Here is a mathematical game:
Let $x > 0$ be a real number. We know nothing about $x$, but we are given a black box that inputs any real number $y$ and tells us if $y$ is greater, less than or equal to $x$.
We are tasked to find the best possible approximation for $x$, but we are allowed to call the black box no more than $n$ times.
To illustrate, here’s one possible (rather naive) solution:
We define a sequence of rational numbers $(p_i/q_i)_{1\leq i \leq n}$ as follows. First set $(p_1,q_1)=(1,1)$. For $i=1,2,\ldots,n$, we input $p_i/q_i$ into the black box, and subsequently define:
$$(p_{i+1},q_{i+1}) = \begin{cases} (p_i+1,q_i) &\mbox{if } p_n/q_n <x \\ (p_i,q_i+1) & \mbox{if } p_n/q_n > x \\ (p_i,q_i) & \mbox{if } p_n/q_n =x \end{cases}$$
The above sequence of fractions surely converges to $x$ as $n\to \infty$, and what's more the error term $\varepsilon_n :=|x - p_n/q_n|$ decays in $O(1/n).$
Is there an algorithm such that the error term decays quadratically? Cubically? Exponentially?

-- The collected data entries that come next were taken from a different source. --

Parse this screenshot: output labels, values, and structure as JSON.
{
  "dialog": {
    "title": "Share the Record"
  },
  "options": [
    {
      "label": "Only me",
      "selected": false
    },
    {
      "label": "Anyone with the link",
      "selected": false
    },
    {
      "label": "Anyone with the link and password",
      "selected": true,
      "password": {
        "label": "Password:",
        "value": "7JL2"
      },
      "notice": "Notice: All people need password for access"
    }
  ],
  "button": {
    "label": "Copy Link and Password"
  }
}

Suppose Alice has an algorithm that could address the seemingly easier problem of just managing this for $x\in(0,\,1)$. Bob's favourite strictly increasing function $f$ from $(0,\,1)$ to $\Bbb R^+$ (it might for example be $t\mapsto t/(1-t)$) allows him to estimate $x$ by using Alice's technique to estimate $f^{-1}(x)$. If Alice's method would try $y$ as such an estimate, Bob just uses $f(y)$ as an estimate of $x$ instead. Thus we can focus instead on how Alice solves her bounded problem.
Here's something Alice could try: start with $0.5$ so we halve the range of values of $x$, go to the middle of that and so on. For example, if $x=0.83624$ the estimates are $0.5,\,0.75,\,0.875,\,0.8125,\,0.94375,\,\cdots$. This is called a binary search. Our error in $x$ is $O(2^{-n})$. Going back to Bob's harder problem (i.e. the one you asked about), the error in estimating $x\in\Bbb R^+$ is by the chain rule approximately $f'f^{-1}(x)$ times the error in estimating $f^{-1}(x)$. Again, the error is $O(2^{-n})$. If you pick $f$ not to flatten too fast, the $f'f^{-1}(x)$ factor won't be too bad. Fo example the rational function I suggested above would be a much better choice of $f$ than $t\mapsto \operatorname{artanh} t$.
Can we do better than a binary search? Not really. Each yes/no question of the black box gives us $1$ bit of information, so can only halve the measure of values of $x$ consistent with our information. The advantage of Alice's bounded problem is it lets us work with finite-measure sets.